COP da Desertificação chega ao fim
A COP 16 da UNCCD chegou ao fim no dia 13 de dezembro, após 11 dias de discussões sobre como aumentar a resiliência dos solos contra a desertificação e a seca, fenômenos que afetam aproximadamente 1,8 bilhão de pessoas no mundo. Em seu 30º aniversário, a conferência foi realizada pela primeira vez no Oriente Médio, uma das regiões mais afetadas pela desertificação. No Brasil, são 1,4 milhão de km² de terras suscetíveis à desertificação, impactando diretamente a mais de 1.500 municípios. Embora uma série de iniciativas tenha sido anunciada pela presidência saudita, como a Agenda de Ação de Riade (que contou com mais de 100 iniciativas) e a Parceria Global de Resiliência à Seca de Riad, poucas decisões de alto nível foram tomadas, como poderia ser a definição de um protocolo ou um marco global para combate à desertificação, impulsionados por países africanos. Por outro lado, os anúncios de financiamento feitos nos primeiros dias não engrossaram, ficando aquém do necessário para os países mais vulneráveis à desertificação.

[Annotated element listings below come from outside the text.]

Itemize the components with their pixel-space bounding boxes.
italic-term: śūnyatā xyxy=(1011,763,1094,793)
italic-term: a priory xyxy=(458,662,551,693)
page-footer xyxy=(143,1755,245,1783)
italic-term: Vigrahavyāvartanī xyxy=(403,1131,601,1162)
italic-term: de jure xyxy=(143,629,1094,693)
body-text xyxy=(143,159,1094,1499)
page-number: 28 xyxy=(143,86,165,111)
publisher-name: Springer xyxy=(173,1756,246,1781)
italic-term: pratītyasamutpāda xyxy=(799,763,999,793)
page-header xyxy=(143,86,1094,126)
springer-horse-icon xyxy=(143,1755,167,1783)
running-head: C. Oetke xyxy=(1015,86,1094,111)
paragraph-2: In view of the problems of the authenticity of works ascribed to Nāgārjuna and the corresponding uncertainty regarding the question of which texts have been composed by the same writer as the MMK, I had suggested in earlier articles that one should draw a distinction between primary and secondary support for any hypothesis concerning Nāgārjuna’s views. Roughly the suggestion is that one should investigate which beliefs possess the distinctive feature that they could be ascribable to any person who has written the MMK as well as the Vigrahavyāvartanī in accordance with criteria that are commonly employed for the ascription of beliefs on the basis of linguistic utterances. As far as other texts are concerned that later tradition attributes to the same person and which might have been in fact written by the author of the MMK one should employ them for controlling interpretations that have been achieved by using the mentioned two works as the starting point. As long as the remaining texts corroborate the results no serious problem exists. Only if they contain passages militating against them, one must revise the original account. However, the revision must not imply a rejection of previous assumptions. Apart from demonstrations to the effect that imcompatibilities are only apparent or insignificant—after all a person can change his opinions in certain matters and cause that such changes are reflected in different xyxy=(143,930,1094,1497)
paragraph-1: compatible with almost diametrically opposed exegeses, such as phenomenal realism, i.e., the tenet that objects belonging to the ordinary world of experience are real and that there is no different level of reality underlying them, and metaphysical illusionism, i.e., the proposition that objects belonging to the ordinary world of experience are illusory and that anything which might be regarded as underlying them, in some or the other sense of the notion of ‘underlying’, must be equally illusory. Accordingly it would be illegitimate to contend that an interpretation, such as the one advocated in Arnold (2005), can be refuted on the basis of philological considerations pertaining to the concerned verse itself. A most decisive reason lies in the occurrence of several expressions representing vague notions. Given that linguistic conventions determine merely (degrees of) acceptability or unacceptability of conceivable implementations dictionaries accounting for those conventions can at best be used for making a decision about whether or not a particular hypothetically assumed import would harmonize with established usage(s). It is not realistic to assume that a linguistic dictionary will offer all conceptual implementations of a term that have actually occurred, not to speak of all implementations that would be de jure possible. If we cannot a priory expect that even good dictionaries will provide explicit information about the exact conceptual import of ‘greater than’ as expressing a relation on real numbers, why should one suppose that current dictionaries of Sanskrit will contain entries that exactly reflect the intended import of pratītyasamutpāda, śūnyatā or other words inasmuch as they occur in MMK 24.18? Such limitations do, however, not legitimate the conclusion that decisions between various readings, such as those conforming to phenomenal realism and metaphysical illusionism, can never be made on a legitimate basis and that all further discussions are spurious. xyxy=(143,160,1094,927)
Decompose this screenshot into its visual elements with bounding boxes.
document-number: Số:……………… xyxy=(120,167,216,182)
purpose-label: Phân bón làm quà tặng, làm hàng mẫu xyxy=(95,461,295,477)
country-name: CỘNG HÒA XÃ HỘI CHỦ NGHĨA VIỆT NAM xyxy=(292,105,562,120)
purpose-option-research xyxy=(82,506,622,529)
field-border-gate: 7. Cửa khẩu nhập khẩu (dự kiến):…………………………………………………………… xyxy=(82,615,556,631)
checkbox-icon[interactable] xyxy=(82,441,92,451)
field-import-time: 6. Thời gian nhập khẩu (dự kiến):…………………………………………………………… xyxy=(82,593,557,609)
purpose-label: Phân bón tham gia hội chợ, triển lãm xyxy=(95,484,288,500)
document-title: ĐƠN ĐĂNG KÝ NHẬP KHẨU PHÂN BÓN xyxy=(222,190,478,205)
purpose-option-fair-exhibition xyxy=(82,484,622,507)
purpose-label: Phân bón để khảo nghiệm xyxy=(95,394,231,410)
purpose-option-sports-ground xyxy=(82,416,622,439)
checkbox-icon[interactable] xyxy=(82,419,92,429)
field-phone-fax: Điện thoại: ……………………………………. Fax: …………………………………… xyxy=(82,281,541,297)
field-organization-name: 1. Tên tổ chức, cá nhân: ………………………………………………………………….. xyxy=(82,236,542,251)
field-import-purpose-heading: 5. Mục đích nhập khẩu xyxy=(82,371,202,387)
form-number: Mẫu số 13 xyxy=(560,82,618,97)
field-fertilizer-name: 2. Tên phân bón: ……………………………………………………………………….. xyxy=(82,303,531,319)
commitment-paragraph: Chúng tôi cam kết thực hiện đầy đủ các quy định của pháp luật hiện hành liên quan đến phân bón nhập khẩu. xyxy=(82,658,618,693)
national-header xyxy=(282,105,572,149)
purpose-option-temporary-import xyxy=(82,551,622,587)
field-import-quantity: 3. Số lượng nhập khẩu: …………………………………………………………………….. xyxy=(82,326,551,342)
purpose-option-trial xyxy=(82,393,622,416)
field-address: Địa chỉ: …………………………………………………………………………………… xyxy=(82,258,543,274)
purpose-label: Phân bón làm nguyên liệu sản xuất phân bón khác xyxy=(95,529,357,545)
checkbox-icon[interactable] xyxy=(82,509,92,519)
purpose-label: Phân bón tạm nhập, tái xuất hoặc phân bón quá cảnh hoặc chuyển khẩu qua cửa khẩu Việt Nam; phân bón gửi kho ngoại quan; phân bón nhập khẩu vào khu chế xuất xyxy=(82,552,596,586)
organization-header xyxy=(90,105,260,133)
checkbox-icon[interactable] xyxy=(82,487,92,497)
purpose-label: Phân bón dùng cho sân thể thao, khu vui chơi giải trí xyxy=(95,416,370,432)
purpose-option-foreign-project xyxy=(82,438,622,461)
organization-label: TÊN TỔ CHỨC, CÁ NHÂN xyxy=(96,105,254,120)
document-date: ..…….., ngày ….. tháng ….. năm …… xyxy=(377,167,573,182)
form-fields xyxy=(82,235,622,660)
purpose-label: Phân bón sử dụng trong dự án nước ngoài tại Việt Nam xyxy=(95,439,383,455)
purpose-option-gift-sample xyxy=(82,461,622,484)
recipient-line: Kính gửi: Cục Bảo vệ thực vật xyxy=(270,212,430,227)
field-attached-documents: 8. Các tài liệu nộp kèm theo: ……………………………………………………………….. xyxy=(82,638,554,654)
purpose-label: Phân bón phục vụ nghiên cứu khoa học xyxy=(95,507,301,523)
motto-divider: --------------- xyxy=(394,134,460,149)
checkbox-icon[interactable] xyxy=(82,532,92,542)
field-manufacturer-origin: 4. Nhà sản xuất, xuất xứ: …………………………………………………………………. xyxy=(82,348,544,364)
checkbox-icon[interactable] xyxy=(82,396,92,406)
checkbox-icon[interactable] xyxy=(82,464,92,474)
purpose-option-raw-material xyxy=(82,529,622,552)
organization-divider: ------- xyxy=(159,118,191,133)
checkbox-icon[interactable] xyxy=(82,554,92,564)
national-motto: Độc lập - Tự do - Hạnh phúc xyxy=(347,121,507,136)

Celebridades expostas… aos eventos climáticos extremos
Nesta semana, os incêndios florestais na Costa Oeste dos EUA avançaram sobre a famosa região de Malibu, visitada e habitada por celebridades do cinema e da música. Desta vez, o fogo se alastrou em direção à região onde há mais de 20 anos vive a cantora estadunidense Cher, 78, que teria sido retirada de casa “à força”. A também cantora Barbra Streisand, 82, além da atriz Mira Sorvino, 57, estariam na lista de evacuados da região. Eventos extremos como incêndios florestais têm se tornado frequentes nos EUA, e casos como esse mostram que nem mesmo o alto poder aquisitivo torna as pessoas imunes aos prejuízos causados pela mudança do clima. O UOL trouxe detalhes.
MONITOR DE DESASTRES
O Monitor de Desastres captou 3 atos de reconhecimento de emergência decorrentes de eventos climáticos extremos, que atingiram 27 municípios. Estiagem predomina por mais uma semana, com 17 ocorrências, todas no Nordeste. Minas Gerais teve de (quase) tudo: Chuvas Intensas, Vendavais e… Seca. Ao Sul, uma ocorrência de Granizo em Santa Catarina.
Nota explicativa: os dados registrados no Monitor de Desastres referem-se única e exclusivamente às situações de emergência ou calamidade pública reconhecidos oficialmente pela Secretaria Nacional de Proteção e Defesa Civil/MDIC nesta semana. Eventualmente, é possível que desastres ocorridos na mesma semana não sejam contabilizados, dado que o reconhecimento do governo federal leva alguns dias para ser publicado.